Guancia di manzo come un peposo, con radici
Credit: OnStageStudio per Identità Golose
Il peposo è un piatto tipico toscano che veniva preparato da coloro che gestivano le fornaci in cui si cuoceva la terracotta. I lavoratori prendevano le parti meno nobili e meno costose della carne, aggiungevano tanto pepe, vino e cipolla e lasciavano cuocere nei forni in un tegame. La chef è partita da questa antica tradizione per ripensarla in modo gourmet. La guancia di manzo viene lasciata marinare per almeno 12 ore con pepe pestato, vino rosso e cipolla. Il giorno dopo si rosola la carne e si aggiunge cipolla e pepe, e si bagna col vino della marinata. Si cuoce coperta per due o tre ore fino a farla diventare morbidissima. La salsa viene filtrata: la parte liquida servirà per la glassatura della guancia, mentre la parte che contiene il pepe diventa una purea che viene messa alla base del piatto.

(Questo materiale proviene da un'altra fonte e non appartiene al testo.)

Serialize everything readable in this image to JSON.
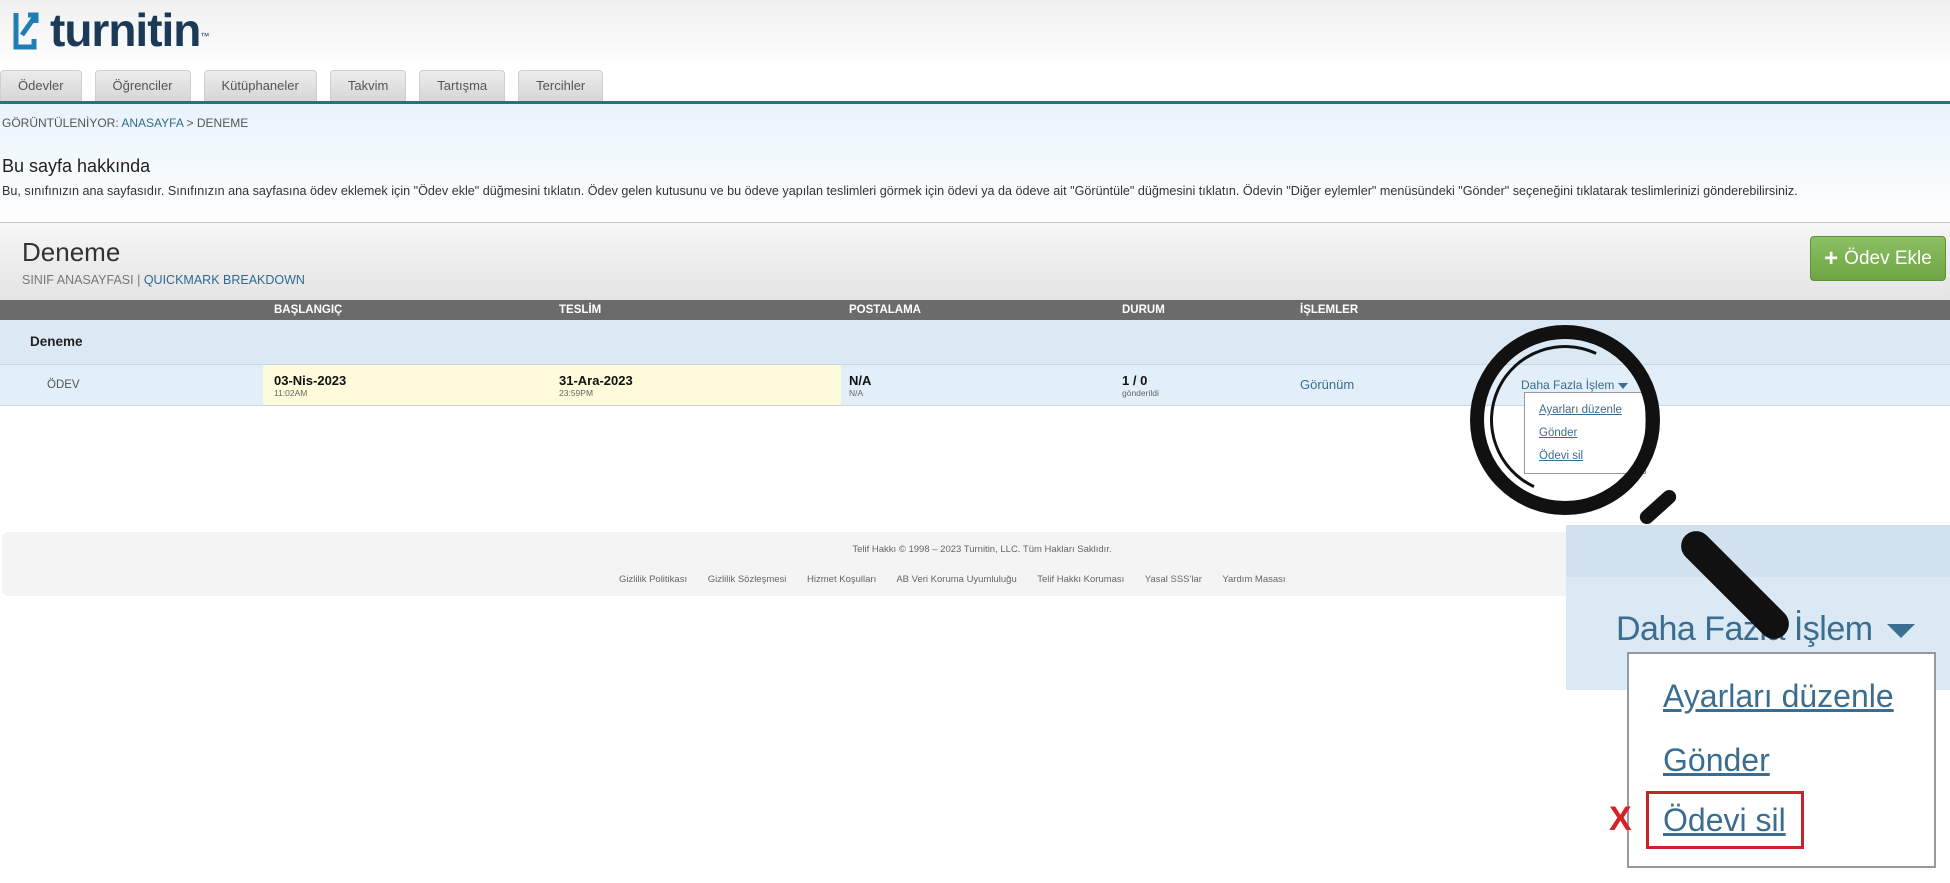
{
  "brand": {
    "name": "turnitin",
    "tm": "™",
    "accent": "#1b3a57"
  },
  "tabs": [
    "Ödevler",
    "Öğrenciler",
    "Kütüphaneler",
    "Takvim",
    "Tartışma",
    "Tercihler"
  ],
  "breadcrumb": {
    "prefix": "GÖRÜNTÜLENİYOR:",
    "home": "ANASAYFA",
    "sep": ">",
    "current": "DENEME"
  },
  "about": {
    "title": "Bu sayfa hakkında",
    "text": "Bu, sınıfınızın ana sayfasıdır. Sınıfınızın ana sayfasına ödev eklemek için \"Ödev ekle\" düğmesini tıklatın. Ödev gelen kutusunu ve bu ödeve yapılan teslimleri görmek için ödevi ya da ödeve ait \"Görüntüle\" düğmesini tıklatın. Ödevin \"Diğer eylemler\" menüsündeki \"Gönder\" seçeneğini tıklatarak teslimlerinizi gönderebilirsiniz."
  },
  "class": {
    "title": "Deneme",
    "sub_home": "SINIF ANASAYFASI",
    "sub_sep": "|",
    "sub_link": "QUICKMARK BREAKDOWN",
    "add_button": "Ödev Ekle"
  },
  "table": {
    "headers": [
      "BAŞLANGIÇ",
      "TESLİM",
      "POSTALAMA",
      "DURUM",
      "İŞLEMLER"
    ],
    "group": "Deneme",
    "row": {
      "type": "ÖDEV",
      "start_date": "03-Nis-2023",
      "start_time": "11:02AM",
      "due_date": "31-Ara-2023",
      "due_time": "23:59PM",
      "post": "N/A",
      "post_sub": "N/A",
      "status": "1 / 0",
      "status_sub": "gönderildi",
      "view": "Görünüm",
      "more": "Daha Fazla İşlem"
    }
  },
  "menu": [
    "Ayarları düzenle",
    "Gönder",
    "Ödevi sil"
  ],
  "footer": {
    "copyright": "Telif Hakkı © 1998 – 2023 Turnitin, LLC. Tüm Hakları Saklıdır.",
    "links": [
      "Gizlilik Politikası",
      "Gizlilik Sözleşmesi",
      "Hizmet Koşulları",
      "AB Veri Koruma Uyumluluğu",
      "Telif Hakkı Koruması",
      "Yasal SSS'lar",
      "Yardım Masası"
    ]
  },
  "zoom": {
    "marker": "X",
    "highlight_color": "#c8232c"
  }
}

Anche qui la carne “torna alla terra” con un accompagnamento di crema di topinabur, sedano rapa, rape rosse e bianche, carote tradizionali e viola, cotte sottovuoto e condite all’ultimo momento con olio e aceto.

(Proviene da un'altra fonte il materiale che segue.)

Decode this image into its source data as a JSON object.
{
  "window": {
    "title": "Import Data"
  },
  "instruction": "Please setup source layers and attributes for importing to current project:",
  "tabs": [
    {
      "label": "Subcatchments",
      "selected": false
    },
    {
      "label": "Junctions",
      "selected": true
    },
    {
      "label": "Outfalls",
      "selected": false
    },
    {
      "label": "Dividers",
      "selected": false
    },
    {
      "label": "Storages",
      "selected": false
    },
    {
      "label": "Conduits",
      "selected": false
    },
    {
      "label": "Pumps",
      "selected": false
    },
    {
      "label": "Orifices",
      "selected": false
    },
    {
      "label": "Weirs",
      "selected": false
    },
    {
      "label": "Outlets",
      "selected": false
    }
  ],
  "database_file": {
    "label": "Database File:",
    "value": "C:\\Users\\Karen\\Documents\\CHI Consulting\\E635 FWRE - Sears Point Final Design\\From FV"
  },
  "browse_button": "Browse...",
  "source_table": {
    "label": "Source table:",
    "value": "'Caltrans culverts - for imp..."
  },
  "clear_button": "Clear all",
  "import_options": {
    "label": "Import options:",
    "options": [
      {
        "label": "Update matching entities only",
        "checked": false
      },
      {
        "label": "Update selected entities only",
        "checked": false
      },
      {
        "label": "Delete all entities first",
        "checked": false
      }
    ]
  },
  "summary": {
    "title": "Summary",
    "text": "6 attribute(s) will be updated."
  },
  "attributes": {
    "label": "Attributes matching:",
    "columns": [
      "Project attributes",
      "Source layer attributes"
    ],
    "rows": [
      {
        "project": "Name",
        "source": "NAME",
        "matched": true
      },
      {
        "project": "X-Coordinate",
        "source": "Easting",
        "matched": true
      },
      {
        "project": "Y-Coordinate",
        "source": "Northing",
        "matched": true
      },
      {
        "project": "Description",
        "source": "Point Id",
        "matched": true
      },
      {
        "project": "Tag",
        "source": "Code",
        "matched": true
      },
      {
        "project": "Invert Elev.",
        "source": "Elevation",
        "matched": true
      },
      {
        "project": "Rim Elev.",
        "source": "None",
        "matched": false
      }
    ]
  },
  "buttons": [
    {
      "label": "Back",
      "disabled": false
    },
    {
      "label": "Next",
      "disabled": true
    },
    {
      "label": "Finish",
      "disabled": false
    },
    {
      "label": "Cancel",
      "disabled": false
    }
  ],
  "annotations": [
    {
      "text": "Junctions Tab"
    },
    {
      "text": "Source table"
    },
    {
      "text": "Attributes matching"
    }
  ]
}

Le radici, con la loro amarezza, riescono a "pulire" perfettamente il palato dalla componente grassa e di collagene della carne.
Emulsione di arancio e olio extra vergine d’oliva con gelato di latte di capra e pepe
Credit: OnStageStudio per Identità Golose
Questo dolce nasce da un ricordo d'infanzia di Valeria Piccini. La nonna infatti, come merenda, le dava una fetta di arancia pelata al vivo, condita con zucchero, pepe e olio. Il succo rimasto dell'arancia andava ad impregnare una fetta di pane toscano. Con questi sapori nella mente e nel cuore, la chef prepara una crema leggera a base di succo di arancio addensato con agar agar e montato con olio extravergine di oliva. Per dare intensità, un gelato al latte di capra, impreziosito con un pizzico di pepe che dà freschezza.